15:00-18:30 Workshop
Translating Fragments
(In English, French, and German)

Taking up the early Romantics’ engagement with fragmentation, the workshop will put to work a selection of literary pieces and their translations in progress. Verses, passages and stanzas by Lacoue-Labarthe, Hölderlin, Lispector, Quignard, Stein, and others will be read and discussed in order to reflect on the relation between fragmentation and translation.

With Johannes Kleinbeck, translator of Das Literarisch-Absolute (Berlin/Wien 2016), Esther von der Osten, translator of several titles by, amongst others, Jean-Luc Nancy, Oliver Precht, translator of Pessoa.

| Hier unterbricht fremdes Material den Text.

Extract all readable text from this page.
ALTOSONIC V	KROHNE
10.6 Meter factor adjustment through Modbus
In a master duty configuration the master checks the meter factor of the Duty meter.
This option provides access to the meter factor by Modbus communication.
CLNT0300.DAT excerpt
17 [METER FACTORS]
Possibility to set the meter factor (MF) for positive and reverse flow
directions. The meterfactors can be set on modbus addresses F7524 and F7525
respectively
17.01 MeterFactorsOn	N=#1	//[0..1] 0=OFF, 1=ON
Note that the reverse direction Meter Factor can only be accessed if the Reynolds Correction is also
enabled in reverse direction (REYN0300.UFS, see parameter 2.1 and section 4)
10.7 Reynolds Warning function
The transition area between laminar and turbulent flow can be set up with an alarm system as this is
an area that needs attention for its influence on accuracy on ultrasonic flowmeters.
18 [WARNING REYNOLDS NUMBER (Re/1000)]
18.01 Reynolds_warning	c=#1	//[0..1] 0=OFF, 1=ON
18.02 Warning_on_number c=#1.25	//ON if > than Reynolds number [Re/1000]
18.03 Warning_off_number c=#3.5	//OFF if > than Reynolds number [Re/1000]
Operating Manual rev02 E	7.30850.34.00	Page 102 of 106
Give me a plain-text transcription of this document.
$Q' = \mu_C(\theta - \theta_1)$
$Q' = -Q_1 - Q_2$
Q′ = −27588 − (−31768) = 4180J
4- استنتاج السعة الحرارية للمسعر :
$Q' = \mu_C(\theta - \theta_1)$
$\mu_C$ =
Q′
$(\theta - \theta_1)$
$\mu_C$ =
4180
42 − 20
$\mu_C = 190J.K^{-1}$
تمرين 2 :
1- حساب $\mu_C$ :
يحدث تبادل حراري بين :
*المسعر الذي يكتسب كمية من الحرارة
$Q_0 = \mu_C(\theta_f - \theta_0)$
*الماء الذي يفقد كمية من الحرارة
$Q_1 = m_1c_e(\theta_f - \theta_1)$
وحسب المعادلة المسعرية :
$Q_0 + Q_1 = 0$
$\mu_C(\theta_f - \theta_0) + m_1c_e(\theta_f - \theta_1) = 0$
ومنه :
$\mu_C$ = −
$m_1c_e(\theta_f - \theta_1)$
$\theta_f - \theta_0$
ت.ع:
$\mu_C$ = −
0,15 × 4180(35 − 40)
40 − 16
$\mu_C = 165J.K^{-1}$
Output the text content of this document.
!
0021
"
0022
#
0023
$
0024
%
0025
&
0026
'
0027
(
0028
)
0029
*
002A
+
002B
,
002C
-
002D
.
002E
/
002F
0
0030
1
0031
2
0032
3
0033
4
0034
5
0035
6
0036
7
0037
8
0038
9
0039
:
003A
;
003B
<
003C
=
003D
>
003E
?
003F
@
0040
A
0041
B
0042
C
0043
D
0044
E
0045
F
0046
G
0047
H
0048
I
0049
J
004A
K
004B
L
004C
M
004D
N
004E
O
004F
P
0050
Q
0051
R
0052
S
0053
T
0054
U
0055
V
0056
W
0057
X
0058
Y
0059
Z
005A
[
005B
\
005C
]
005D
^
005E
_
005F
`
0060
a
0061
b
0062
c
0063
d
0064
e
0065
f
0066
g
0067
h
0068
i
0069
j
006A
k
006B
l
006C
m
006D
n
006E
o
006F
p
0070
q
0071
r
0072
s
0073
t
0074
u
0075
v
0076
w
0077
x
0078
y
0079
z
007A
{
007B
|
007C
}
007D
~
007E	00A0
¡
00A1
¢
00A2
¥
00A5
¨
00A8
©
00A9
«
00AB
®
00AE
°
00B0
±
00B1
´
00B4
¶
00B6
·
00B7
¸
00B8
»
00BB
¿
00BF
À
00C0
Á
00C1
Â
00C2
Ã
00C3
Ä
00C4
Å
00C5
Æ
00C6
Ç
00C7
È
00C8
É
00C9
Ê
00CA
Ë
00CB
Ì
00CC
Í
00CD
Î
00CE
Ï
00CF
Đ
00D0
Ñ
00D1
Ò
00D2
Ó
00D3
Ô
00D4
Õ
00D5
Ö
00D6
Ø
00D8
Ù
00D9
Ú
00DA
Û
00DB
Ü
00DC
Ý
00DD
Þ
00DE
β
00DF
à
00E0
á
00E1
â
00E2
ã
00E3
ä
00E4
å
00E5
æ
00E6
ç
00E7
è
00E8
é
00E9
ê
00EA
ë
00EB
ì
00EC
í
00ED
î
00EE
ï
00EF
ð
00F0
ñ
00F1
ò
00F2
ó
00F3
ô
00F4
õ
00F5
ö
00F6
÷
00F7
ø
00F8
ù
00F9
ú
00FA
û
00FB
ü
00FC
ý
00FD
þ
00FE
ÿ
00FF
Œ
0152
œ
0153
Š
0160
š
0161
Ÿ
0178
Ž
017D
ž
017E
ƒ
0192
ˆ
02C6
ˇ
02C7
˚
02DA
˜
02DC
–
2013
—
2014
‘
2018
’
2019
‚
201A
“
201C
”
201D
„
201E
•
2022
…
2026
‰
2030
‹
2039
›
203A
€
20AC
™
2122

19:30 Lectures and Discussion
Das Literarisch-Absolute
(Auf Deutsch / In German)

Fast 40 Jahre nach seiner ersten Veröffentlichung durch Philippe Lacoue-Labarthe und Jean-Luc Nancy ist das Literarisch-Absolute eine der wichtigsten Abhandlungen zur Entstehung des modernen Begriffs der Literatur in der Frühromantik geblieben. »Das Athenaeum ist unsere Geburtstätte«, schreiben die Autoren. Was aber bedeuten heute die zentralen Begriffe ihrer Rekonstruktion dieser Genealogie? Sind wir immer noch – oder auf ähnliche Weise – mit Fragmentierung, dem absoluten Roman, mit Anonymität und kollektiver Praxis beschäftigt? Leben wir weiterhin im »kritischen Zeitalter par excellence«, wie es die Autoren 1978 beschrieben haben? Ist der gegenwärtige Moment ebenfalls durch die dreifache – soziale, politische, philosophische – Krise bestimmt, der als erste die Frühromantiker ausgesetzt waren? Wenn ja, sind »Interventionen« und »Wachsamkeit« noch die angemessenen Antworten?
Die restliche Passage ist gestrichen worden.